Studies in low and middle-income countries frequently reported high prevalence of dyslipidemia in urban areas and low prevalence of awareness, treatment and control levels in rural settings [22, 23]. We found large disparities in hypercholesterolemia prevalence between the two locations. All hypercholesterolemia indices were lower in Akmol village than in Astana. However, using lower TC cut-off point (≥5.0 mmol/l) revealed an even more marked difference between urban and rural populations regarding awareness and treatment of disease, and an extremely low proportion of controlled cases of hypercholesterolemia in the rural area.

Several recent studies have examined the distribution of dyslipidemia. In China, the prevalence of dyslipidemias was much lower compared to our study (12% had TC ≥6.2 mmol/l, 18% had high LDL-C, 12% had low HDL-C and 15% had high TG); similarly, the levels of awareness, treatment and control indices (22, 10 and 4% respectively) were much lower. On the other hand, the Chinese study population included younger subjects (18–79 years) [24]. A Turkish study of 20–83 year olds showed much higher prevalence of dyslipidemias (43% had TC ≥5.0 mmol/l, 42% had low HDL-C, 36% had high LDL-C, and 36% had high TG) [25]. Compared to similar aged population groups, our results were similar to Italy with 78.2% of subjects with hypercholesterolemia (≥5.0 mmol/l) [26]. Internationally, lipid abnormalities tend to be more common in more affluent countries, [27] and this pattern may be analogous to our finding of higher prevalence of dyslipidemia in the urban vs. rural populations.

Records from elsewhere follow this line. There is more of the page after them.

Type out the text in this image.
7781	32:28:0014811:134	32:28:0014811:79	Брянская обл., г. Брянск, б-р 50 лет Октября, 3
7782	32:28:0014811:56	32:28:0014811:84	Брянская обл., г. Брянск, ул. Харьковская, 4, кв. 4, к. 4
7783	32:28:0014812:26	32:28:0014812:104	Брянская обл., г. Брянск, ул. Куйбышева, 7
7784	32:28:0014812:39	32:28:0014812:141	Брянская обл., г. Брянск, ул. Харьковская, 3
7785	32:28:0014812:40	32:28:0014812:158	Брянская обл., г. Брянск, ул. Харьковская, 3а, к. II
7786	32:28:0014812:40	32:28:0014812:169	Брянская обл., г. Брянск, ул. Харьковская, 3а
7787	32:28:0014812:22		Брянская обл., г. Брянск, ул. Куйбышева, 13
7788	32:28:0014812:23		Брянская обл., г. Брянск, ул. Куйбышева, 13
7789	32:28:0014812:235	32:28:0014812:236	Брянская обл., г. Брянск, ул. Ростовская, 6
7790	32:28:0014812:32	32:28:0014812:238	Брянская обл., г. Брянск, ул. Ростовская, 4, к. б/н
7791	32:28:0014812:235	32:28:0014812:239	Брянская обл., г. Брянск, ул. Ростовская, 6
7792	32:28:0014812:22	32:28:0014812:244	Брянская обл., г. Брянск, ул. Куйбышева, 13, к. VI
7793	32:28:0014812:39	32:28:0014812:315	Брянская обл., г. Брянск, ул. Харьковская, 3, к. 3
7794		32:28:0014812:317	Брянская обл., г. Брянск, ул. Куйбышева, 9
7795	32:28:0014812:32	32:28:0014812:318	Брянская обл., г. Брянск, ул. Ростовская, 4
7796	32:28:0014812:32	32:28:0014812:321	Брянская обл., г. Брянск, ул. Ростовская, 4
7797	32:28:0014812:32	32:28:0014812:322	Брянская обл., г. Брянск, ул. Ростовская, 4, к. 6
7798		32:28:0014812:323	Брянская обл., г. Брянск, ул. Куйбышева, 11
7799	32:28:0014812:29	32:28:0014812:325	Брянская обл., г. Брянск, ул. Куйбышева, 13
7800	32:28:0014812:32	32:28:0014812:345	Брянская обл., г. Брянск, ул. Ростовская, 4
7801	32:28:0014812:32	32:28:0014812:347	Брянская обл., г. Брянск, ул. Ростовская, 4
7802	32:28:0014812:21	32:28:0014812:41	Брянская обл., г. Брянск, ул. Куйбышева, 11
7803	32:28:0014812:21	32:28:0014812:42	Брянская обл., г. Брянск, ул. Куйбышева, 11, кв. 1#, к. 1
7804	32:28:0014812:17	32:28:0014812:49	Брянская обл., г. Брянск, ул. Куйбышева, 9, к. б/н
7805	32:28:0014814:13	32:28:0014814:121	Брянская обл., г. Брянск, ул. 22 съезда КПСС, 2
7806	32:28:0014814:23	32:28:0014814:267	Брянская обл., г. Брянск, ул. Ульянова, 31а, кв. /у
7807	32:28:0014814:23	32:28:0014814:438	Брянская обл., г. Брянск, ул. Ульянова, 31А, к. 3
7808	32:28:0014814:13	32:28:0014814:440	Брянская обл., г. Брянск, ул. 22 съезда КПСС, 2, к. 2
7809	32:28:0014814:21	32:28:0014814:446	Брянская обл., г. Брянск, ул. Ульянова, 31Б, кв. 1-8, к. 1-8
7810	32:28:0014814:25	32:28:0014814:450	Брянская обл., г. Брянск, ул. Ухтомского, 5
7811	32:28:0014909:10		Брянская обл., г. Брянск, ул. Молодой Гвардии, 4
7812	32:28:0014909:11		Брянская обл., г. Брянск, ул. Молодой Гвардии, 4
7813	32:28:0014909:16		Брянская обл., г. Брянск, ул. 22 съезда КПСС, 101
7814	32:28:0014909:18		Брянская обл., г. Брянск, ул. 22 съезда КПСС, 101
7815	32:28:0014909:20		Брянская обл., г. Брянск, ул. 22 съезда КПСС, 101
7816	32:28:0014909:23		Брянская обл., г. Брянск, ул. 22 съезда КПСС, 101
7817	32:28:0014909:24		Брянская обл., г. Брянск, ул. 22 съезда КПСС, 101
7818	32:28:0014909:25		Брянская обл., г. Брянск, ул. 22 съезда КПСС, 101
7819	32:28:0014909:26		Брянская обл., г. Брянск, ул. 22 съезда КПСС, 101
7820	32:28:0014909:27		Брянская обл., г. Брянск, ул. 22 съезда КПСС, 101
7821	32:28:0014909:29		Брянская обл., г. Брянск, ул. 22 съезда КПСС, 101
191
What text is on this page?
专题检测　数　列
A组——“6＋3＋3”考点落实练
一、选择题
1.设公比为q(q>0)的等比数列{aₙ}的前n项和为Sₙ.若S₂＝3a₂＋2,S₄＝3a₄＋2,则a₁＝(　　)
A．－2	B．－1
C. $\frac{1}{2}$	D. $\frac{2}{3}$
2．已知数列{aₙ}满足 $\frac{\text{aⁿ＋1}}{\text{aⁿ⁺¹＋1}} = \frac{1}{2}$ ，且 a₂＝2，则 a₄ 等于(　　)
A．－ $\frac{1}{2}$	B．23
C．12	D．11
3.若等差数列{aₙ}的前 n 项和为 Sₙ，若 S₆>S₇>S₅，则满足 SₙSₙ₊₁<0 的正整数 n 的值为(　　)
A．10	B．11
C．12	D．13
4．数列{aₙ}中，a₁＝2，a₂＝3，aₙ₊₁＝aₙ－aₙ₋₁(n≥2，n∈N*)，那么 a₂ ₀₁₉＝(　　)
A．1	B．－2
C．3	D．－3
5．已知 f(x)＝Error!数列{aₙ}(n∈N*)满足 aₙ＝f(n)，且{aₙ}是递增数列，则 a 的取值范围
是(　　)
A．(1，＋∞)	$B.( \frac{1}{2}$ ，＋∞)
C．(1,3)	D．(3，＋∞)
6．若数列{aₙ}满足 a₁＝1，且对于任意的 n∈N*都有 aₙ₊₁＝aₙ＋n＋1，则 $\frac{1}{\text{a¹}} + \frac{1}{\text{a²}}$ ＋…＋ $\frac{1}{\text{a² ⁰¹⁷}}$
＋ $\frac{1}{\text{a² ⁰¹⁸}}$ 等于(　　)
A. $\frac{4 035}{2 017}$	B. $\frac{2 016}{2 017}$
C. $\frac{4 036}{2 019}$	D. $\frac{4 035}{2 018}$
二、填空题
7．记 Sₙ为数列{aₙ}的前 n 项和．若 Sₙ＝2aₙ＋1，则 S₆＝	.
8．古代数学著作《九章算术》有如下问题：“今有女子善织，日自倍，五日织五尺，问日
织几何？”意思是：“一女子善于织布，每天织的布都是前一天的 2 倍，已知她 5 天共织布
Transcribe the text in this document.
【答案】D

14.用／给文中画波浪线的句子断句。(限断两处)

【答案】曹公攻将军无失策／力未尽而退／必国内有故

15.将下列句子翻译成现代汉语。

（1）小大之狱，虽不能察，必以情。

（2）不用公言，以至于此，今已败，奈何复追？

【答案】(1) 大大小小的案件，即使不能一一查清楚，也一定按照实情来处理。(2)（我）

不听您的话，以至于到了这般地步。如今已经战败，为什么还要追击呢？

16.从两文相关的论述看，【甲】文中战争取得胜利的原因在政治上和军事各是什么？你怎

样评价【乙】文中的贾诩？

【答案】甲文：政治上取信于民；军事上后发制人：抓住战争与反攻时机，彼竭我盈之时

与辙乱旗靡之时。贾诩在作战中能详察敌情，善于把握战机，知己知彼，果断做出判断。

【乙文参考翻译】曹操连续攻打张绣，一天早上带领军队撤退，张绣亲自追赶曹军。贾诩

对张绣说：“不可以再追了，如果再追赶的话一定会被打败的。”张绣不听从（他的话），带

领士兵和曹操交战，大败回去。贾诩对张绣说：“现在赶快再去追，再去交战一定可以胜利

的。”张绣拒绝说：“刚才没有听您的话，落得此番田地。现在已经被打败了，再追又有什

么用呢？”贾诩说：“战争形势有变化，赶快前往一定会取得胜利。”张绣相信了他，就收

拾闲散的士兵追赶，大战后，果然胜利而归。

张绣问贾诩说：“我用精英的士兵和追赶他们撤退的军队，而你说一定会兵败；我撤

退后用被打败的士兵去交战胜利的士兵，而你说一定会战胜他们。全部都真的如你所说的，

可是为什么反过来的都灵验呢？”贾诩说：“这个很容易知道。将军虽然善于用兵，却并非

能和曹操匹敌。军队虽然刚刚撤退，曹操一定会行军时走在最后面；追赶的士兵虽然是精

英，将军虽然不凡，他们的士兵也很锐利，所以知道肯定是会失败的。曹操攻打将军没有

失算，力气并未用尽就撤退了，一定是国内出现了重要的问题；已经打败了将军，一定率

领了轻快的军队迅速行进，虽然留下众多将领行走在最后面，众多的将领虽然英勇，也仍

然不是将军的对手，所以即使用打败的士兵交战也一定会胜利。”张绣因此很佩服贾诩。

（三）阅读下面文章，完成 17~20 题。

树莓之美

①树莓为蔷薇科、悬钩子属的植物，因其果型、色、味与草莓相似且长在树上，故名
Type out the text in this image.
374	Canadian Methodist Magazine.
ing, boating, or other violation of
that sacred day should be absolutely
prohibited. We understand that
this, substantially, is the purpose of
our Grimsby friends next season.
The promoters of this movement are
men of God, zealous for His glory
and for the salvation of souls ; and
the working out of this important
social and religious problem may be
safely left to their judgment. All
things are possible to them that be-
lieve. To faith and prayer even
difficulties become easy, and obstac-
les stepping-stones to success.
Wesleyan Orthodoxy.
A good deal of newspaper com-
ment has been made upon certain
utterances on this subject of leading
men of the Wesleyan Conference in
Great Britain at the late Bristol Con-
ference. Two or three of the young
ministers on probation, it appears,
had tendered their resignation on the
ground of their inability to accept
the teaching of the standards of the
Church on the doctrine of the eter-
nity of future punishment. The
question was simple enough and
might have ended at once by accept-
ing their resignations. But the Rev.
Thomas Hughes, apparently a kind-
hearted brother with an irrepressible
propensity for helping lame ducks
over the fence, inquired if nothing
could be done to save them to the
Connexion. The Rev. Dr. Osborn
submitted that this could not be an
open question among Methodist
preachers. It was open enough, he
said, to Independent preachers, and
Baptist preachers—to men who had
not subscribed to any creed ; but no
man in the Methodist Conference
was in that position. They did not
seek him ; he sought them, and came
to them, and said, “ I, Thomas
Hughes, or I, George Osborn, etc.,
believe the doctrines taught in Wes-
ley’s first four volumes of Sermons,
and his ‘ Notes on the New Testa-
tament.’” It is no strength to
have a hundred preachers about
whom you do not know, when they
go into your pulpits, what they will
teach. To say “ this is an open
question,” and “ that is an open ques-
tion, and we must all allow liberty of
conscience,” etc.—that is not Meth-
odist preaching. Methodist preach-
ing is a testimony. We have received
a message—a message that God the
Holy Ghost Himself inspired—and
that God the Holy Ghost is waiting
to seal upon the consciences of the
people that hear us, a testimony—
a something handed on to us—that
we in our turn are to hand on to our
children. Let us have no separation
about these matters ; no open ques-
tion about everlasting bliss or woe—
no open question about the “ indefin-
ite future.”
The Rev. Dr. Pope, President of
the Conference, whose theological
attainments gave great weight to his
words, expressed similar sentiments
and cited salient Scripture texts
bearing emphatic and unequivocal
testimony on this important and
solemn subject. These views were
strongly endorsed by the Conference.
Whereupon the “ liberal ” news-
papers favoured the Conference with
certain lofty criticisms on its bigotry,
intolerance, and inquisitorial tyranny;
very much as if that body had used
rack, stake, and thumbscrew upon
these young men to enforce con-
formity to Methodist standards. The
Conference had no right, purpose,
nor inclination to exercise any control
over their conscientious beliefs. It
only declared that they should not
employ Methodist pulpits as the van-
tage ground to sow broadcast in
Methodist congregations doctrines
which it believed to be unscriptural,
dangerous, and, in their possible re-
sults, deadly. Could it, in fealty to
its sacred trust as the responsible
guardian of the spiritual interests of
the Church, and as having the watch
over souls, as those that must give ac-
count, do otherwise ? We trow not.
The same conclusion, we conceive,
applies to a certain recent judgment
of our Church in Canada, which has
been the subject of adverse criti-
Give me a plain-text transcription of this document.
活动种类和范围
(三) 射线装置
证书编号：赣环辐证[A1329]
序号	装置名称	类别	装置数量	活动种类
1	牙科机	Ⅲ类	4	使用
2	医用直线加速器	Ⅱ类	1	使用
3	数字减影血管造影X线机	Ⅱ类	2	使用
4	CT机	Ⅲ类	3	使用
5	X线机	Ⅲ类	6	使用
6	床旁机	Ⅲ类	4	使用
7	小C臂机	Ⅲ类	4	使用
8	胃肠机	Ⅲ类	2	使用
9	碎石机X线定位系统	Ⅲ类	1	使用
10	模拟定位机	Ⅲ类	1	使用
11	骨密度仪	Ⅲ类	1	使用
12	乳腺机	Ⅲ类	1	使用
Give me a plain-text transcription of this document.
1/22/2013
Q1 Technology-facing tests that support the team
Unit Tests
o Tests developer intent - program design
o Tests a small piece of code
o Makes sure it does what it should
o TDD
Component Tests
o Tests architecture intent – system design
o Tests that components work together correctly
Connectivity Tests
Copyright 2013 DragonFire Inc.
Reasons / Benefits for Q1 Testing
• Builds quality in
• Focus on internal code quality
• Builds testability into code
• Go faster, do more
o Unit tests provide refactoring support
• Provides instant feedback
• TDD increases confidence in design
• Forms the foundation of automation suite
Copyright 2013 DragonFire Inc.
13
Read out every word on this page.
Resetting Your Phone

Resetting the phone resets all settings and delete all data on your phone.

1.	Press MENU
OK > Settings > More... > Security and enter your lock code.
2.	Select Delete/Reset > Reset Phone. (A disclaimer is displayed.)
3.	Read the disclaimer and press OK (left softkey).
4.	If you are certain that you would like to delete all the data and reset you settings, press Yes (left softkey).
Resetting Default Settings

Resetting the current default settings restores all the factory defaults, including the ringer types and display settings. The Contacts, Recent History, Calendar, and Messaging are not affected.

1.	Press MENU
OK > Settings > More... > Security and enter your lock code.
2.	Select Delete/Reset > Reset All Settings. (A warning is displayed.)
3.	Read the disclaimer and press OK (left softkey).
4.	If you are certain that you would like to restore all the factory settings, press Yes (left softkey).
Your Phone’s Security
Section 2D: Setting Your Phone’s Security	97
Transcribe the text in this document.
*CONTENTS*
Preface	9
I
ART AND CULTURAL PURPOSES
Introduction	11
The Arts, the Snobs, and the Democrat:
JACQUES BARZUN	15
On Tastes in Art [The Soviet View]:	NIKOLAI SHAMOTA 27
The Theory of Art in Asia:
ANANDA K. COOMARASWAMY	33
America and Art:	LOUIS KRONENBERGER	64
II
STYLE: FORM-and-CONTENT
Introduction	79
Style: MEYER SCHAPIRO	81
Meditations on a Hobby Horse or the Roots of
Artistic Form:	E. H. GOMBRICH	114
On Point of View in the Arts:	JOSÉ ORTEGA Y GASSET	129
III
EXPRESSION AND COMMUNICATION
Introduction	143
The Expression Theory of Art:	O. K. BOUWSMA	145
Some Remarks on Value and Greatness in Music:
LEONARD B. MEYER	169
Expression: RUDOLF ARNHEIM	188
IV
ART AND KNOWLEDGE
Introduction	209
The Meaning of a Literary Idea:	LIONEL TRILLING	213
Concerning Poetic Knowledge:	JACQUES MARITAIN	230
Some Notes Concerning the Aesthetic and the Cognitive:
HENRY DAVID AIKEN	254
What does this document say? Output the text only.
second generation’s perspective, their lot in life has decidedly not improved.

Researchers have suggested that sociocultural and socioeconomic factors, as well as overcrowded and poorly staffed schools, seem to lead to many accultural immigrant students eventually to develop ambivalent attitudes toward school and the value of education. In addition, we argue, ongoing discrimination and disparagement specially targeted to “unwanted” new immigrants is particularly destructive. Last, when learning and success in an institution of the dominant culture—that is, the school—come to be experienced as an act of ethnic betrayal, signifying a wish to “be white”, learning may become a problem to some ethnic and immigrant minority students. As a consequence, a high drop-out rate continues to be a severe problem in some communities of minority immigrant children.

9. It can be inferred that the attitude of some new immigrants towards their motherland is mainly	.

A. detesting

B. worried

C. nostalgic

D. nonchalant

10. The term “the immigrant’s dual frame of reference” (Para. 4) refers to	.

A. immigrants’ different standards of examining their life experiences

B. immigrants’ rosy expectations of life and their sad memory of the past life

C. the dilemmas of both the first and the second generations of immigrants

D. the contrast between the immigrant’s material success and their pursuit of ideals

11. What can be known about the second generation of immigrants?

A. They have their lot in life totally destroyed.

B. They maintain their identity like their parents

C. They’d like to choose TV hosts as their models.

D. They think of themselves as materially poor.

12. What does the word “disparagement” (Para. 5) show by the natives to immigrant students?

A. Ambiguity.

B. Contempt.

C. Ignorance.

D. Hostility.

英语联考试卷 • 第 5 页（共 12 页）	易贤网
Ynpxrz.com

Our findings confirm the association of lipid abnormalities with the cardiometabolic risk factors, obesity, diabetes and hypertension [28]. Behavioural differences, including smoking, were also reported to be associated with hypercholesterolemia and other dyslipidemias [29, 30]. We found only small differences in abnormal lipid prevalence by education and car ownership, and deprivation levels were inversely associated with increased odds of dyslipidemias. The higher prevalence of dyslipidemia in ethnic Russians in Kazakhstan in this study may reflect differences in lifestyle and particularly in nutrition [31]; however, in absence of reliable individual-level data on nutrition this is only a speculation.

Conclusions

This study found relatively high prevalence of dyslipidemia in the Kazakhstan population, and the lipid profile was much less favourable in the urban area, while awareness and treatment of dyslipidemia was less common in rural areas and persons with lower education. Providing such estimates is a necessary first step in addressing the problem. The pronounced urban vs. rural differences raise questions about both the potential distal and proximal causes of dyslipidemias in this middle-income setting which should be addressed by future research. The results suggest that health services access and appropriate interventions should be improved in rural areas and for persons with lower socioeconomic status.